On program responses, Taylor said the commission’s 2024–2028 state plan (accepted by federal funders in October with no edits requested) includes objectives to implement case management and benefits counseling at a local level, prioritize nutrition, increase the share of high-risk clients served, require each area agency on aging to run at least two assisted-technology projects to promote health and socialization, and have senior centers undertake annual loneliness-reduction activities. Taylor said the commission operates 62 meal sites across the state and will require local area agencies on aging to report quarterly on progress toward state-plan goals.
Committee members asked about specific operational issues. Senator Shippy asked about earlier reports of delayed payments to senior centers and meal providers. Vicki Anzick, project manager at the commission, said there had been delays from one local area agency on aging and some delays related to launching the LUMA payment system but that, to her knowledge, those issues had been resolved by the time of the hearing. Ms. Schneck (department financial staff) explained federal and state rules governing administrative and service funding: the federal Older Americans Act has a 10% cap on administrative costs and the Idaho Commission on Aging requires that at least 50% of all funding go directly to contracted client services; programs may charge some staffing costs but the commission limits how much staff may charge to individual programs.
Senator Wintrow asked about Alzheimer’s disease and related dementias (ADRD). Taylor said the needs assessment reinforced that caregiving is the highest risk factor for poor quality of life among older Idahoans. She described the commission’s ADRD high-risk caregiver support program, which is available to caregivers for those with dementia or referred by adult protective services, and emphasized prevention, socialization, nutrition and caregiver supports as priorities. Taylor said the commission works closely with public-health ADRD partners, participates on executive steering committees and leads implementation teams.

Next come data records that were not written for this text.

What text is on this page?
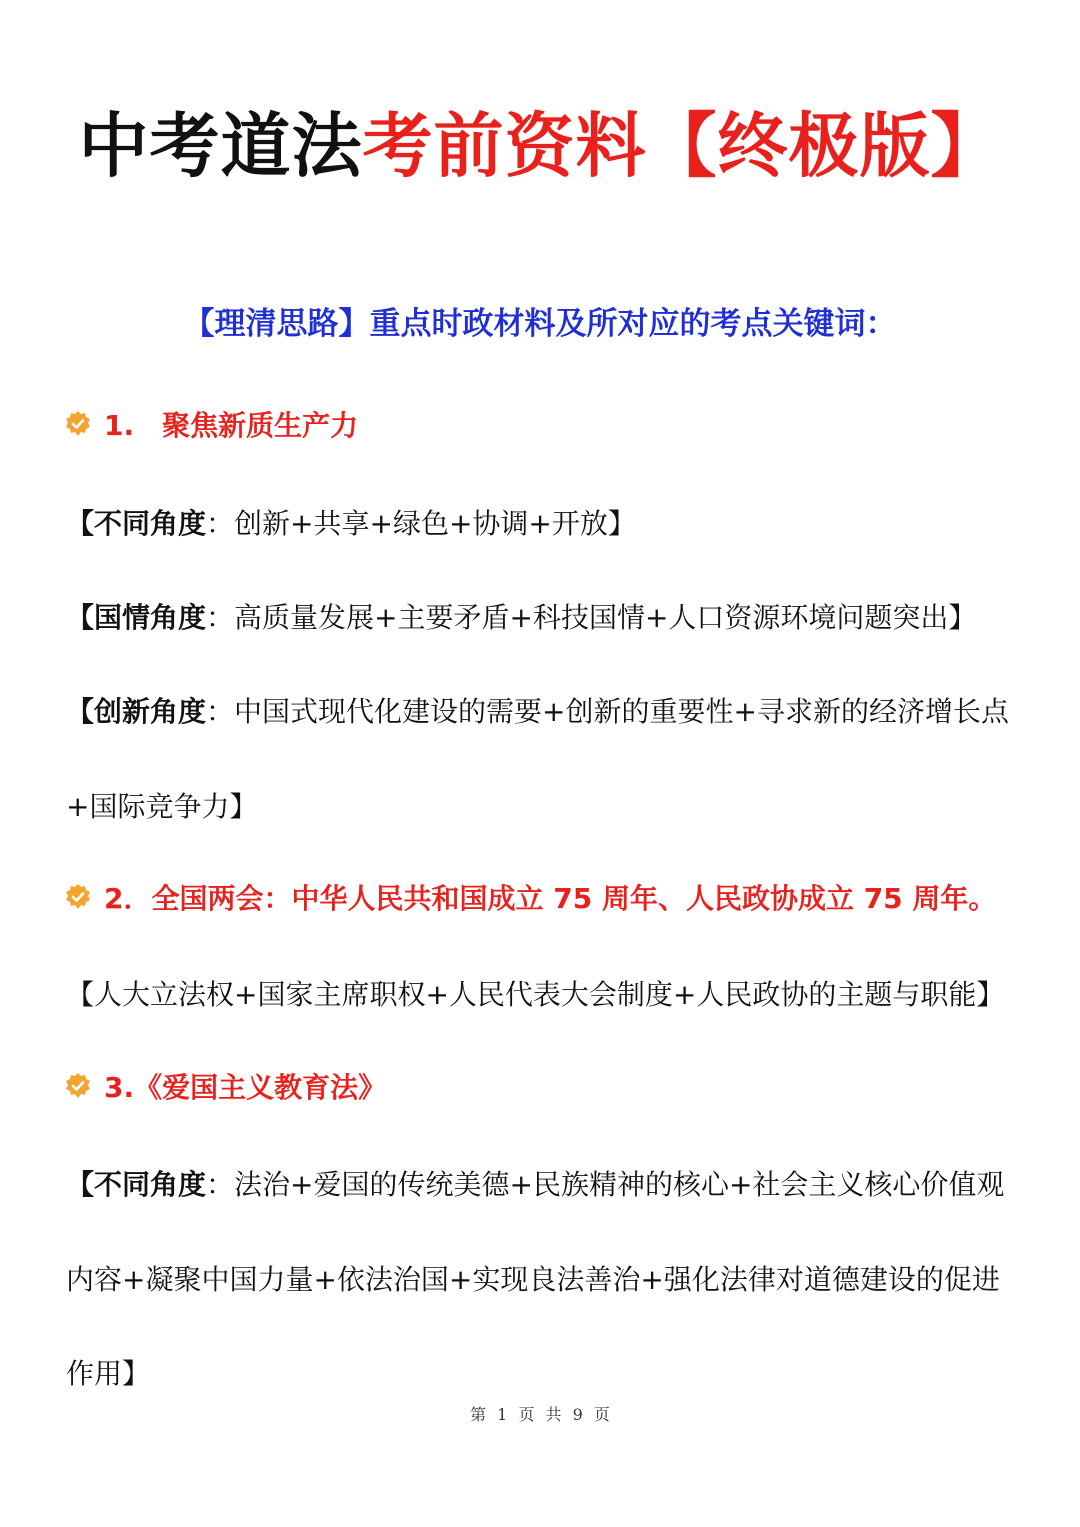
中考道法考前资料【终极版】
【理清思路】重点时政材料及所对应的考点关键词：
1.　聚焦新质生产力
【不同角度：创新+共享+绿色+协调+开放】
【国情角度：高质量发展+主要矛盾+科技国情+人口资源环境问题突出】
【创新角度：中国式现代化建设的需要+创新的重要性+寻求新的经济增长点
+国际竞争力】
2．全国两会：中华人民共和国成立 75 周年、人民政协成立 75 周年。
【人大立法权+国家主席职权+人民代表大会制度+人民政协的主题与职能】
3.《爱国主义教育法》
【不同角度：法治+爱国的传统美德+民族精神的核心+社会主义核心价值观
内容+凝聚中国力量+依法治国+实现良法善治+强化法律对道德建设的促进
作用】
第 1 页 共 9 页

Taylor closed by saying the commission will monitor and evaluate progress, requires quarterly local reporting, and is implementing targeted projects to increase technology confidence and reduce loneliness. Committee members praised the work and encouraged continued collaboration across state agencies.
(Quotes and program descriptions are drawn from testimony by Judy Taylor, Vicki Anzick and department financial staff as recorded in the committee transcript.)